Be part of the miracle
This morning, as I stepped out my door to retrieve the newspaper, I experienced a miracle. I could hear the birds as they gave their early spring calls. I could see the blossoms on trees and tulips. Everything around me sparkled. My senses were sharpened and in high gear.
I have been wrestling with my vision and hearing for a couple of years. Old age had crept up on ears dulled from birth defects and left me asking, ‘What did you say?’ more often than I liked to admit. A damaging retina ‘event’ had rendered my aging eyesight to be blurred.
Like many people, I had sought help from drug-store glasses for reading when I reached the age of 40, and later moved to contact lenses. For 28 years, I functioned well, until I gradually began to see only fuzz in front of me. Since then, I have acquired eight different pairs of glasses, which I would rotate on and off my head often in utter frustration. But, today, I stood in my yard and admired tiny blossoms high up in the pear trees by my driveway. It is indeed a miracle that, as the result of ophthalmologists and nurses dedicated to acquiring the latest medical training, I can really witness this magnificent spring up-close and personal.
For almost 12 years, I also struggled with hearing aids that were inadequate, to say the least. In fact, most of the so-called ‘aids’ were more trouble than they were worth. I had always banked on my ears deteriorating slower than baby boomers would age. I have a theory that until the vast majority of citizens need better artificially-induced good hearing, dollars and skills will not be invested in research to produce it. Have you noticed that as of Jan. 1, 2012, when the first baby boomers turned 65, the newspapers are full of advertisements for hearing aids? Many of my friends of advanced age have often just left their pricey hearing aids in the box because they distorted sounds or made their heads buzz. Boomers, by having the numbers to drive the economic market, are not used to such delay in satisfaction and will demand better equipment. I, by contrast, have had a whole arsenal of contraptions to make my hearing aids and glasses operational.
I have just received my miracles of the senses because I recently had cataract surgery and have finally found hearing aids that work. I urge all you who have been in the same mess for years to persevere and never give up. It is possible to be able to sense what is around you again and well worth it.
I found that, when I was in what I think of as the ‘fuzzy’ stage with my eyes and ears, I did the dumbest things. I would close my eyes because the confusion before them was just too much. I would put aside written material for a later time as though I thought I would be able to read better under different conditions at some other hour.
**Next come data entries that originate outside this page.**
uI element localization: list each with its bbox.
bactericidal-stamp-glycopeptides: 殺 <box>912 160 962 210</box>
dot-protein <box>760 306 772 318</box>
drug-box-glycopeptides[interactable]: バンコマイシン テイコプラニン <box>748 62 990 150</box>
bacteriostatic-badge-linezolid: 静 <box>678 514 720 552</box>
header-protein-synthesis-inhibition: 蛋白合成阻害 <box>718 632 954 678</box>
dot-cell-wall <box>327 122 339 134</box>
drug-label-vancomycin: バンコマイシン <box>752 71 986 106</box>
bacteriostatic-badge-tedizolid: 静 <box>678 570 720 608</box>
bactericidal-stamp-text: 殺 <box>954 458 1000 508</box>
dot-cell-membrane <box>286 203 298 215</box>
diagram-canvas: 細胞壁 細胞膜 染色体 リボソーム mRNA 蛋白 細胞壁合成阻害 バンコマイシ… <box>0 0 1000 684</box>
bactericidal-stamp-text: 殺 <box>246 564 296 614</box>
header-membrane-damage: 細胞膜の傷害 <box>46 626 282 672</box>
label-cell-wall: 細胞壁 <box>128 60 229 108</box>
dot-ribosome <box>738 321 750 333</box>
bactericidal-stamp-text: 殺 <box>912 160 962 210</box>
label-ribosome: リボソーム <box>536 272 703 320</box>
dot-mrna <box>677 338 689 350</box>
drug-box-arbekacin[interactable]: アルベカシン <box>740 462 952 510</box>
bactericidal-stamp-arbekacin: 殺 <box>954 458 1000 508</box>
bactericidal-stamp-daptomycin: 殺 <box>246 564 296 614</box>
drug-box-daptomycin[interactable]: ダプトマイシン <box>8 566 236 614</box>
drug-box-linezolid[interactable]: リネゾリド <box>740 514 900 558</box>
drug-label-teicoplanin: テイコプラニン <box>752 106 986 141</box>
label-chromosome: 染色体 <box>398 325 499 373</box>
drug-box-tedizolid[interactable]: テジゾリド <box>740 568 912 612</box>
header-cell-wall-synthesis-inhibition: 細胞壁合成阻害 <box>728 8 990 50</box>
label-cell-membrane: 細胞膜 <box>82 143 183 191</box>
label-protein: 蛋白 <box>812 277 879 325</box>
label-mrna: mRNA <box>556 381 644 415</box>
I often removed my hearing aids and stuffed them in a pocket because I just couldn’t stand the noise or the embarrassment of not understanding words and needing to ask people to repeat themselves. The worst was to be in a crowd where everyone laughed at something and having no idea what was said, just laughing to act like I was with it. In other words, I would just withdraw from active participation in the world around me.
When senses such as vision and hearing are dulled, they leave us with the feeling that we have lost the capacity to perceive accurately the world around us. Who wants to enter a discussion when they are dubious of having a true understanding of what has been said? Who wants to enter a crowded room of activity when their sight provides them no depth perception? It is an understatement to say that lack of accurate sight and sound leaves one with a sense of inadequacy. It is both stressful and exhausting. It is easier under such circumstances to step back and ‘just leave the action to the young folks.’ Well, I say ‘bosh’ to that!
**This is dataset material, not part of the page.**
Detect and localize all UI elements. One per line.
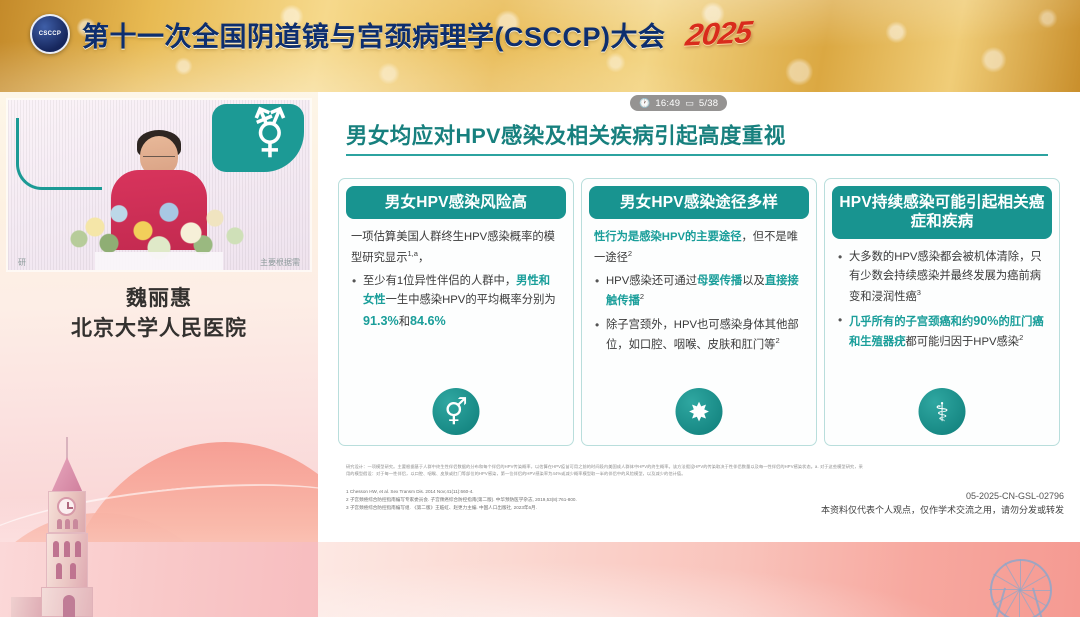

If we, as an advanced society, can send ‘tweets’ around the world in seconds, we can prod medical researchers and health care providers to develop and dispense high-tech effective equipment to aid aging senior citizens. Don’t think that you or a friend or family member are just getting old and have to tolerate resulting physical handicaps. If you have been putting up with low-performing hearing and seeing, do something about it. Get those rarely used hearing aids out of the box and take them to an audiology center for help. Take those ineffective glasses you have been squinting through to an ophthalmologist for an adjustment. Get back in the game and experience the wonders of really being alive.